‘We have to keep pushing change’: McLachlan pledges more diversity in coaching

AFL CEO Gillon McLachlan says increasing the diversity of those employed in the game’s coaching and administrative ranks will require a push from headquarters as it is not happening organically.

He said the league would need to force change rather than just wait for opportunities to open up for people from diverse backgrounds as that approach was taking too long.

McLachlan pledged to create a more welcoming and inclusive environment at the AFL and to support people from diverse backgrounds to establish careers in the industry in coaching and administration as well as taking on leadership roles in executive positions and on boards.

AFL CEO Gillon McLachlan.Credit:Getty Images

“We have to keep pushing change, not waiting for it to happen organically. It’s frankly too slow,” McLachlan said.

“We need to add more people from diverse backgrounds to our organisations at all levels and ensure our clubs at all levels of the game do the same.”

Despite more than 10 per cent of the playing population being of Indigenous heritage and growing diversity among playing ranks Richmond’s Xavier Clarke and the Western Bulldogs’ Travis Varcoe were the only two former Indigenous players employed as coaches in the clubs’ men’s programs in 2021.

There has also been little diversity among administration or media coverage of the game with racism remaining a major issue for players from non-anglo backgrounds.

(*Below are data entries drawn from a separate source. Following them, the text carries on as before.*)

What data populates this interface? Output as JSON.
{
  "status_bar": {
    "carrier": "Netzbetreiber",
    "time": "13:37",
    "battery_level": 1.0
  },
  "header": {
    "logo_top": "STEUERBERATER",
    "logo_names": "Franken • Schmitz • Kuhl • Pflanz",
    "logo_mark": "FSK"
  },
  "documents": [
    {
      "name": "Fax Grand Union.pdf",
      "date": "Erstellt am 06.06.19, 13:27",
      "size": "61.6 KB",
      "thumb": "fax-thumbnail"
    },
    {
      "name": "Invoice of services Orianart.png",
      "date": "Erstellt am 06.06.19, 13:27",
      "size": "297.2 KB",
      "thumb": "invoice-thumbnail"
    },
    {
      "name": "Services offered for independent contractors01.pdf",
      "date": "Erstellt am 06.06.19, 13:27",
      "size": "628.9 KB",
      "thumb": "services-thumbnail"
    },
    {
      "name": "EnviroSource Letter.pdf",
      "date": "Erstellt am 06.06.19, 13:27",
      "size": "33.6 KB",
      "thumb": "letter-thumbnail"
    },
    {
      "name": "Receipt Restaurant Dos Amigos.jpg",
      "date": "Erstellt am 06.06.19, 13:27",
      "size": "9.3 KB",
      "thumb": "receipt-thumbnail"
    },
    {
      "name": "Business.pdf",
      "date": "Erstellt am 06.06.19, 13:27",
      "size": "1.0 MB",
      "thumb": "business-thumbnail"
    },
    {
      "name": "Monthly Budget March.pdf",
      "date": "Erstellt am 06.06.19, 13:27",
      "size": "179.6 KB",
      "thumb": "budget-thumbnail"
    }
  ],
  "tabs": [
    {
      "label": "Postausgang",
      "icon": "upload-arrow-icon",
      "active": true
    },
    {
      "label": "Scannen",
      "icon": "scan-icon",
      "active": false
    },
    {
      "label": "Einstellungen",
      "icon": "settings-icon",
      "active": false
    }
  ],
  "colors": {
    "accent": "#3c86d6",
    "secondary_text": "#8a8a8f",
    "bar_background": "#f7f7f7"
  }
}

In 2003, the NFL adopted the Rooney Rule to ensure a more diverse range of candidates were interviewed for vacant coaching positions.

McLachlan made his statement when responding to Australian Sports Commission CEO Josephine Sukkar’s Dungala Kaiela Oration which called on all major sporting organisations to come together with a common voice to tackle the issues confronting people from non-Anglo backgrounds who are involved in sport.

“It’s about providing opportunity not just on the sporting field but off it so that young Aboriginal and Torres Strait Islanders can see there is a pathway to off field jobs and leadership positions,” McLachlan said.

McLachlan said the AFL had mandated that all 18 clubs employ an Indigenous liaison officer although their exact role and the influence they may have on clubs remains ill-defined.

“We have to force change and ensure there is support and also more opportunities for Aboriginal and Torres Strait Islander peoples at our clubs,” McLachlan said.

The furore that surrounded Adelaide forward Taylor Walker’s racist comments referencing North Adelaide’s Robbie Young at a SANFL game in July was a reminder that the game was not immune to such incidents at the highest level. Walker received a six-match sanction after mediation and will play on in 2022.

“As far as we have come, we have a very long way to go,” McLachlan said.

He said for the game to head in the right direction people from all sorts of backgrounds needed to feel culturally safe and have a sense of belonging, and it was critical for the game’s leaders to keep “listening to those voices, hearing what they are saying even when the message is painful” [and to] “ensure we are not afraid of the conversation.”